Text: Mads westermann Foto: anders beier

 


Bornholms Natur ist Skandinavien in konzentrierter Form. Ein Maggi-Würfel der Landschaften, in dem man an einem einzigen Tag von schroffen Klippen zu weichen Sandstränden, von dunklen Wäldern zu offenen Wiesen wandern kann.

Von der zerklüfteten, windgepeitschten Granitküste Hammerknudens über die dichten, dunklen Douglasienplantagen des Almindingen bis hin zum feinkörnigen, weißen, puderweichen Sand von Dueodde.

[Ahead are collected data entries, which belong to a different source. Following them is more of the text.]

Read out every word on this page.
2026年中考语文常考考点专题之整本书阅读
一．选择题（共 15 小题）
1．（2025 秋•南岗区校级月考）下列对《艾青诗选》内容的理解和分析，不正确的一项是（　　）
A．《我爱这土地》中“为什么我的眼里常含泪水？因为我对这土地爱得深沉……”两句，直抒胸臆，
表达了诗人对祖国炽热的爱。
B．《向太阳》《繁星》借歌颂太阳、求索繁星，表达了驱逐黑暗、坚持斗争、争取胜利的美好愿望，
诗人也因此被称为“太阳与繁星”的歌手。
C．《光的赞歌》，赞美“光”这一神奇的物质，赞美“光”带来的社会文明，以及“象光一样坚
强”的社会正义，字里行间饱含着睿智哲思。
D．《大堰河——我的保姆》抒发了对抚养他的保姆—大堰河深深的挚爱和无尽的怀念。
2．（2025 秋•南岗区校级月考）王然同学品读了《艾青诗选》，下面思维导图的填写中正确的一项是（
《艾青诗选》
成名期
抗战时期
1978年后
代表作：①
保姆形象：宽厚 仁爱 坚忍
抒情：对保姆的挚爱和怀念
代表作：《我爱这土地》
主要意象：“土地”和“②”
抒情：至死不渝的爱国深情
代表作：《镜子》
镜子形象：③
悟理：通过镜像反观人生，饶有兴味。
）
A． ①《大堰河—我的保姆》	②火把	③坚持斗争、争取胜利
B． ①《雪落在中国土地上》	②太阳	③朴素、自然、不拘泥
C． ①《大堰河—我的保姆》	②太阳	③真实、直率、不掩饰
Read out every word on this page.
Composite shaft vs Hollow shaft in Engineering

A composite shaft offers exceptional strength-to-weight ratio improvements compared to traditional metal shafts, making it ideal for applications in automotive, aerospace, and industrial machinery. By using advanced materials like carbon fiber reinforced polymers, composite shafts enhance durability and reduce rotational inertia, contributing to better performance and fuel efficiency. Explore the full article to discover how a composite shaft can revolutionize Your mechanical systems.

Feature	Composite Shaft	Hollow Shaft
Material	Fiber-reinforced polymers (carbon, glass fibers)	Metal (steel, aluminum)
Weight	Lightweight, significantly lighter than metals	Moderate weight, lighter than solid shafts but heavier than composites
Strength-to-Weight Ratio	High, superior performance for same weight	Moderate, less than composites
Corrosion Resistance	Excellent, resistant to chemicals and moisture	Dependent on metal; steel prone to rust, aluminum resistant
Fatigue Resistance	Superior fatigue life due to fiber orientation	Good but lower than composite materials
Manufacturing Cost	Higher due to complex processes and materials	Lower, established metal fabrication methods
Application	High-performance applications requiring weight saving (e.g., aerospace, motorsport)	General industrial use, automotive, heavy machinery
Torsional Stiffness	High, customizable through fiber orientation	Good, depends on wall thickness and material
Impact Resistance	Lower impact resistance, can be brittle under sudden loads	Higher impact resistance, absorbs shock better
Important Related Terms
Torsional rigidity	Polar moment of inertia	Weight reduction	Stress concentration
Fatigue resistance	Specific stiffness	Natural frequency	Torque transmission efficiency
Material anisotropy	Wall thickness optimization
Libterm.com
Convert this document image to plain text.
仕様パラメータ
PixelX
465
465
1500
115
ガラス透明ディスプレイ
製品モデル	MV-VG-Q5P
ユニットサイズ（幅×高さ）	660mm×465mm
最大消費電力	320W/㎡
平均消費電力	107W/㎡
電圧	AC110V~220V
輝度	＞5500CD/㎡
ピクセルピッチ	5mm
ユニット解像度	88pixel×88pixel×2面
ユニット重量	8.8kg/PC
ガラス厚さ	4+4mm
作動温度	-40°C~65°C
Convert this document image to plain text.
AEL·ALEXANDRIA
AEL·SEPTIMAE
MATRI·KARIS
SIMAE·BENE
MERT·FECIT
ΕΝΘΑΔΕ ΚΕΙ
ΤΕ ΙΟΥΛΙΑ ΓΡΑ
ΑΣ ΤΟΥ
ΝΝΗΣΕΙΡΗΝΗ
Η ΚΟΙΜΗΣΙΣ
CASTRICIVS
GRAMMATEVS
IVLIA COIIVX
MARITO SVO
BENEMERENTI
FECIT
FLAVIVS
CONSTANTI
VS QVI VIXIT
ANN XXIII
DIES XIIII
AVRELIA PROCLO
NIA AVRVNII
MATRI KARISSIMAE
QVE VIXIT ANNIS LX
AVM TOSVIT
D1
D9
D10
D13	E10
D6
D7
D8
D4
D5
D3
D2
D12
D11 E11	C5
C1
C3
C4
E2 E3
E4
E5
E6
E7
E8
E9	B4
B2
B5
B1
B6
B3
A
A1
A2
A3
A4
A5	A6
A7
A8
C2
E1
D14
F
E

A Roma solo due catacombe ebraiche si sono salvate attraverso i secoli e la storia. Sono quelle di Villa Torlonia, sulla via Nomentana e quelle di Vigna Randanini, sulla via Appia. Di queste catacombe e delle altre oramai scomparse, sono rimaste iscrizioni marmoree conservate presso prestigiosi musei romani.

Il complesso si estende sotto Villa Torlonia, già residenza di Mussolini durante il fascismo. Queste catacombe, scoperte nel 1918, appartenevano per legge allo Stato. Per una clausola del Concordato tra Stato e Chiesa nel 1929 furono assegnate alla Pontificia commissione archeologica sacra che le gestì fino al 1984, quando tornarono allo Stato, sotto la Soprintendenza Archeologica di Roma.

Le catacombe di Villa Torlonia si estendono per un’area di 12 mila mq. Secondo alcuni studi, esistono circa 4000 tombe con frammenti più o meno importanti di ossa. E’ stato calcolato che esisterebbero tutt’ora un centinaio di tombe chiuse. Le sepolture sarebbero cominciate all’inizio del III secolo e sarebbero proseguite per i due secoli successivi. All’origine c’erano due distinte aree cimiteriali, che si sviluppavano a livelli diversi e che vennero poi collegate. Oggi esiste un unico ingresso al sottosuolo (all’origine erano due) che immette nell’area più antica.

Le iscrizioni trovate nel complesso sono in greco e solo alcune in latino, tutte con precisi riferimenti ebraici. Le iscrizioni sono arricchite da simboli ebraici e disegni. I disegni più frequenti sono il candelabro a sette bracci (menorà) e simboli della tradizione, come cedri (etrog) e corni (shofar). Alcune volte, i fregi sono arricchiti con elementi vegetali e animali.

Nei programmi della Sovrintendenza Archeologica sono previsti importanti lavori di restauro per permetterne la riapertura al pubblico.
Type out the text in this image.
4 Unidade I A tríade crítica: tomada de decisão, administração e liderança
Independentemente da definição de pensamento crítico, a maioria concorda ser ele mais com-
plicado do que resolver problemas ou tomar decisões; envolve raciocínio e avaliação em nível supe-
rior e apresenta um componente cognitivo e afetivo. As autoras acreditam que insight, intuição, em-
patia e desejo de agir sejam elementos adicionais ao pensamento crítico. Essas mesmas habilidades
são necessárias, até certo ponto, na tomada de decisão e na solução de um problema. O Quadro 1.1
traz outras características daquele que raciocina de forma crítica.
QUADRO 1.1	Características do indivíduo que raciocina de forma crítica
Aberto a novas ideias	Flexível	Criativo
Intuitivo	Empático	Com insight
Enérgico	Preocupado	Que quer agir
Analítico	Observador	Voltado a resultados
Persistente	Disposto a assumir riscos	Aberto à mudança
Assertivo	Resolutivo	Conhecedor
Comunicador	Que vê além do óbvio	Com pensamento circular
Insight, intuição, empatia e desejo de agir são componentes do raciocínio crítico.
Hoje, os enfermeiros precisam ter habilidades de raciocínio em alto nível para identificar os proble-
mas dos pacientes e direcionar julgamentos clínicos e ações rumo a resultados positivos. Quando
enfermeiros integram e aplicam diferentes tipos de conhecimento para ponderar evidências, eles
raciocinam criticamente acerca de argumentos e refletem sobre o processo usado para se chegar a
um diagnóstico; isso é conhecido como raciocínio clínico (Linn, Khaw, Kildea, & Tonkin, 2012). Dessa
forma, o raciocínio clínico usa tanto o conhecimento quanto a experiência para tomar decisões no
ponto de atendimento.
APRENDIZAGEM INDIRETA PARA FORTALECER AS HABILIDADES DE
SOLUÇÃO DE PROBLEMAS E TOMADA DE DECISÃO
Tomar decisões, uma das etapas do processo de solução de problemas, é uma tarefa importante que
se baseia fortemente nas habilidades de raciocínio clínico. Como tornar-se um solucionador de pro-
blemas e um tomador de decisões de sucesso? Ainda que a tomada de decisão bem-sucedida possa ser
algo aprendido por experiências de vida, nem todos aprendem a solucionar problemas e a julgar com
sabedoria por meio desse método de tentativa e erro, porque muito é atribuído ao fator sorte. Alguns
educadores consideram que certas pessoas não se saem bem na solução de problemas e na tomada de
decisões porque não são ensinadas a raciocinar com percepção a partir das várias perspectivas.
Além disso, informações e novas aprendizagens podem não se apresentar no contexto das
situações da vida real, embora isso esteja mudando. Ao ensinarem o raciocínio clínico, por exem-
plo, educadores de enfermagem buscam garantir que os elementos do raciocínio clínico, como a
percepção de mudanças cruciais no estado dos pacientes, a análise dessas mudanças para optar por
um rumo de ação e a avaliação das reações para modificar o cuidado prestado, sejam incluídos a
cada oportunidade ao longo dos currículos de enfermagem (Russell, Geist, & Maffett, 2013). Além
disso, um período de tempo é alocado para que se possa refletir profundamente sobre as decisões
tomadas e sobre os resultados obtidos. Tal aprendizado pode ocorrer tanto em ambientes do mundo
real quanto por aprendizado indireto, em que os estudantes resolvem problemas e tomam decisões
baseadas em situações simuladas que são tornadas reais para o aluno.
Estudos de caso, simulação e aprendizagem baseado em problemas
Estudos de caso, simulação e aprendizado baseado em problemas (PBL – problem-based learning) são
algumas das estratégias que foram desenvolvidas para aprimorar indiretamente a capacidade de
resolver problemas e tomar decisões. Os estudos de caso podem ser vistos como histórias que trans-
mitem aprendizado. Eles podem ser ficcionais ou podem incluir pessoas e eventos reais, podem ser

Bornholm ist auch ein lebendiges Freilichtmuseum, in dem man Landschaften und Architektur erleben kann, die im übrigen Dänemark weitgehend verschwunden sind. Zahlreiche alte Burgruinen, Hochheidegebiete, Spalttäler, Felsritzungen und Räuchereien – noch heute fast in jedem Küstenort zu finden.

Und doch ist Bornholm trotz all dieser Qualitäten immer noch eine der am meisten übersehenen Wanderdestinationen Europas.

Tosendes Meer, kühler Wald und historische Steine

Mit über 120 Kilometern Küstenpfad, der sich von den Granitformationen des Hammerknuden im Norden bis zu den weichen Sandstränden von Dueodde im Süden schlängelt, sowie einem 67 Kilometer langen Wanderweg – dem Højlyngsstien – quer durch die Inselmitte, durch windgepeitschte Heideflächen und urwaldartige Schluchten, ist Bornholm ein wahres Eldorado für Wanderer.

Entlang der Wanderwege gibt es in regelmäßigen Abständen Zelt- und Shelterplätze, die es ermöglichen, günstig zu übernachten und die Natur rund um die Uhr hautnah zu erleben. Wer es komfortabler mag, findet entlang der Küste zahlreiche Unterkünfte mit richtigen Betten und festen Dächern.

Ganz gleich, für welche Route man sich entscheidet – es warten reichlich Eindrücke für die Sinne. Auf dem Küstenpfad ist es das Rauschen des Meeres gegen die Felsen und der Duft von Räucherfisch, die das sinnliche Fundament bilden. Auf dem Højlyngsstien ist es die kühle, unbewegte Waldluft im Schatten des Almindingen und der würzige Geruch von Wacholder und Rauschbeere auf der Heide, die das Erlebnis prägen.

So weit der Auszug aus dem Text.